È in questa prospettiva che è nato, ad esempio, il concetto di reshoring, vale a dire il ritorno in occidente delle catene globali del valore. Nel Mediterraneo, però, si intrecciano i fili di tante di queste catene, proprio per il fatto di essere sempre stato un centro nevralgico d’interesse mondiale ed è per questo che viene richiesto all’Europa di avere una strategia, che al momento ancora non si vede nonostante sia sotto gli occhi di tutti che le navi cinesi e russe abbiano a un certo punto cominciato a competere in modo sleale con quelle occidentali spingendo queste ultime su rotte commerciali più lunghe e costose.

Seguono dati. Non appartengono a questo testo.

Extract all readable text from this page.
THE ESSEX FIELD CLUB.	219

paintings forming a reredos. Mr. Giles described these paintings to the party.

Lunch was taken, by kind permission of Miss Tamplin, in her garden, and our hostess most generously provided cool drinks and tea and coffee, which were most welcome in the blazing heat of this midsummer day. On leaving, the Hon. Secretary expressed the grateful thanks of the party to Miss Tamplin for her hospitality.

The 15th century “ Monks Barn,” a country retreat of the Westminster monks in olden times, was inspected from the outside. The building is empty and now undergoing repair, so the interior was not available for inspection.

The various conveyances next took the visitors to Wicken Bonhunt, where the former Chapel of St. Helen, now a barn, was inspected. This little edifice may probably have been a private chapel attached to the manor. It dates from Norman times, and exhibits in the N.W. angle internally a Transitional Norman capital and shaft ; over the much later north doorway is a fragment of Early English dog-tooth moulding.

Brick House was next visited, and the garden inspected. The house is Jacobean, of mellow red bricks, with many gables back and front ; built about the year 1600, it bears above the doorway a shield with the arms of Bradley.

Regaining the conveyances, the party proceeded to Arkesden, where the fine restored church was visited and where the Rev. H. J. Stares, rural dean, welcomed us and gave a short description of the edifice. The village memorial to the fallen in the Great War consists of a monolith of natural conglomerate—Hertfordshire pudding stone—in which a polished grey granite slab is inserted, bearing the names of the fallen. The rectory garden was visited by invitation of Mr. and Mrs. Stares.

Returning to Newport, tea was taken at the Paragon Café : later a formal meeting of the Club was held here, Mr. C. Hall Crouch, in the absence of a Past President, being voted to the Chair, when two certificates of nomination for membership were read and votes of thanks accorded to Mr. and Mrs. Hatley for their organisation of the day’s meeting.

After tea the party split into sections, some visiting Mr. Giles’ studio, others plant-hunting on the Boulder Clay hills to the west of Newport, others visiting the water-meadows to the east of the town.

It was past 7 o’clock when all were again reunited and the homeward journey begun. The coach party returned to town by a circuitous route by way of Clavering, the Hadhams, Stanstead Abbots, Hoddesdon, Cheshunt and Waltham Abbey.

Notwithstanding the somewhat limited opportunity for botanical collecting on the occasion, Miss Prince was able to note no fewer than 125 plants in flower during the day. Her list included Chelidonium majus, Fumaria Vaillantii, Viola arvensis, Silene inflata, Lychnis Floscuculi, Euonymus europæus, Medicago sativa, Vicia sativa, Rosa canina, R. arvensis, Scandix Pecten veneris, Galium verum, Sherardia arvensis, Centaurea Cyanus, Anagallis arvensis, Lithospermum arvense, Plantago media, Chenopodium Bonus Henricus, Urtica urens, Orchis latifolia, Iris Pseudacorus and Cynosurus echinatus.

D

Qual è la risposta a tutto ciò? Di certo, non l’isolamento. Se un paese come l’Italia, grazie alla sua posizione nel Mediterraneo, riuscisse a promuovere una nuova interazione tra oriente e occidente, coinvolgendo altri paesi asiatici, come l’India, e costruendo una presenza economica e politica forte in Africa, attraverso investimenti per il sostegno di quel continente, aprirebbe una nuova prospettiva geopolitica oltre che favorire l’accesso a nuovi mercati di sbocco alle imprese del paese. C’è chi, come il presidente di Federacciaio e di Duferco, Antonio Gozzi, sostiene che la crisi del Mar Rosso potrebbe accelerare il processo di “reshoring mediterraneo” a vantaggio dell’Italia soprattutto ora che il governo punta a favorire una maggiore cooperazione con il continente africano. Insomma, le sfide attuali si possono trasformare in opportunità strategiche per riportare le aziende in Europa e il piano Mattei può giocare un ruolo cruciale. Attenzione però perché proprio la siderurgia italiana, che ogni anno esporta circa il 50 per cento della propria produzione e vanta un primato nella decarbonizzazione, ha bisogno di porti che funzionino e che siano aperti al commercio internazionale, senza troppi vincoli e barriere geografiche. E lo stesso discorso vale per tutto l’export italiano, che è uno dei pilastri su cui si regge il pil del paese. In sintesi, il Mediterraneo può essere una delle nuove aree di influenza globale, ma non può chiudersi, anzi deve essere capace di spiegare e diffondere i valori occidentali della libertà di pensiero, della libera impresa, delle garanzie costituzionali e di un capitalismo inclusivo. Conquistare questo ruolo passa non solo per una visione strategica chiara ma per la capacità di proporre e realizzare progetti concreti, per esempio nel campo delle energie rinnovabili, dell’agricoltura avanzata e della cybersicurezza, in paesi come Algeria, Libia, Tunisia, Grecia, Macedonia, Albania, Montenegro, i quali rappresentano una nuova frontiera del mondo che cambia.